Open The Podbay Doors, HAL. Will Health Care Will Struggle To Adopt AI?

Remember in Space Odyssey, 2001, when HAL started to question Dave and the other crew members and ended up refusing to let him back on the…

Open The Podbay Doors, HAL. Will Health Care Will Struggle To Adopt AI?

Remember in Space Odyssey, 2001, when HAL started to question Dave and the other crew members and ended up refusing to let him back on the spaceship? Well, in AI, we are possibly getting to this point where AI is making judgements which go against our reasoning. But, who is correct?

Health care innovation

Having been involved in healthcare research for more than two decades, there’s one thing I know … few sectors are more resistant to technological change than healthcare. In fact, there was a quote at one time that the magic number was seven in health care innovation, as that was the number of years that it took to show that a flagship wave of technological innovation in the NHS had failed and then be replaced with another flagship policy from the government.

The waste of money in Connecting for Health [here] showcased how resistant the NHS is to technological change. It ran from 2003 to 2015 and cost over £20bn — and with little in return. And, so, while we see successful pilots of AI in the NHS, one must wonder if they will ever properly see the light of day at scale in our world of health care.

This resistance is highlighted in a new paper by Agarwal et al. outlines an experiment in using AI within diagnoses [1]:

The core finding is that AI was actually more accurate than two-thirds of radiologists in the diagnoses, but when radiologists used AI to help them, they found that they often ignored the advice when it conflicted with their own.

The following table shows the summary results from a number of radiologists related to the ground truth and the deviation from ground truth, along with the deviation from the AI decision.

Figure 1 [1]

A variation away from ground turn leads to incorrect decisions and made correct recommendations for 70% of the observation and for an average decision time of around 2.8 minutes. The average deviation from ground truth ranged from 0.191 to 0.232.

Figure 1 outlines the distribution of accuracy for radiologist assessments compared to AI’s accuracy. RMSE is the root mean squared error and AUROC is the Area Under the Curve of the Receiver Operating Characteristic. The average AI measurement is illustrated with the dotted line in the distribution.

Figure 2 [1]

Conclusions

There are some things in our roles that machines are good at spotting and where they can gather lots of evidence to prove or disprove something. For almost the first time, machines are now improving on expert advice, and we must thus decide whether we want to leave some tasks to them or whether they are just another tool in the armoury. For health care, the resistance to technology is ever-present. I have no online healthcare record and very little in the way of a digital footprint related to my health. In fact, the only paper forms I have had to complete in the two few years are related to the NHS.

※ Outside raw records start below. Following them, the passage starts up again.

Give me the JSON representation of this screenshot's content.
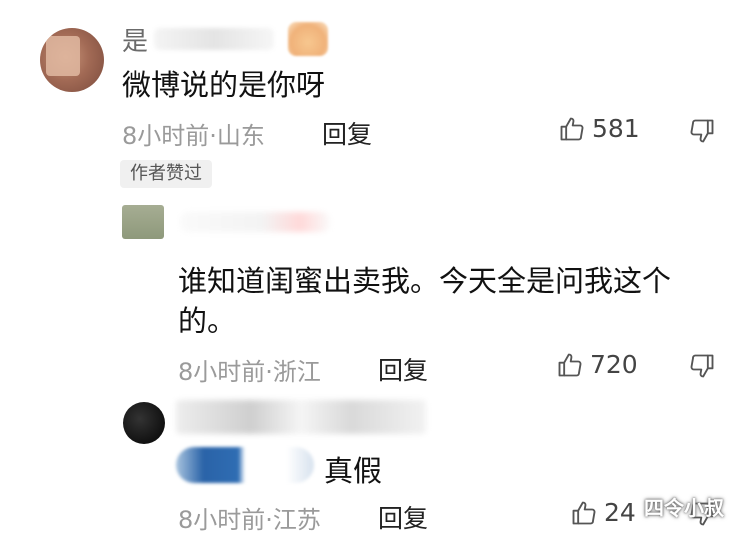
{
  "comments": [
    {
      "username_first_char": "是",
      "text": "微博说的是你呀",
      "time_location": "8小时前·山东",
      "reply_label": "回复",
      "likes": "581",
      "author_tag": "作者赞过"
    },
    {
      "text_line1": "谁知道闺蜜出卖我。今天全是问我这个",
      "text_line2": "的。",
      "time_location": "8小时前·浙江",
      "reply_label": "回复",
      "likes": "720"
    },
    {
      "text_visible": "真假",
      "time_location": "8小时前·江苏",
      "reply_label": "回复",
      "likes": "24"
    }
  ],
  "watermark": "四令小叔",
  "icons": {
    "like": "thumbs-up-icon",
    "dislike": "thumbs-down-icon"
  }
}
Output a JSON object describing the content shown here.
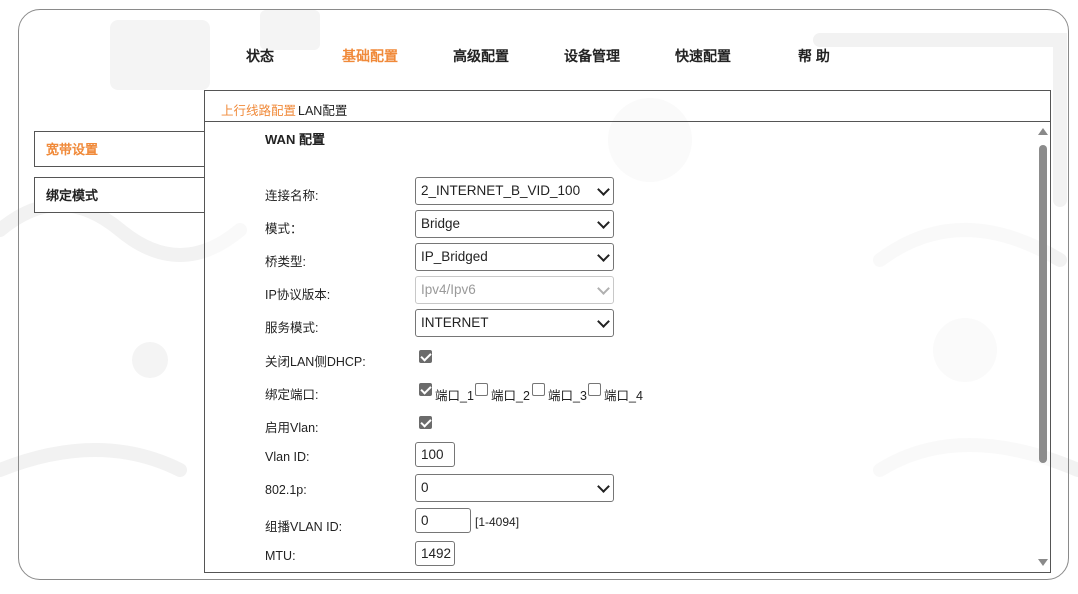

The lack of investment in digital technologies in the NHS to a symptom of many things, including the lack of vision, a lack of proper integration across the NHS, and the siloing of healthcare systems. But it is also a factor of human resistance to the usage of technology-driven methods.

Reference

[1] Agarwal, N., Moehring, A., Rajpurkar, P., & Salz, T. (2023). Combining Human Expertise with Artificial Intelligence: Experimental Evidence from Radiology (No. w31422). National Bureau of Economic Research.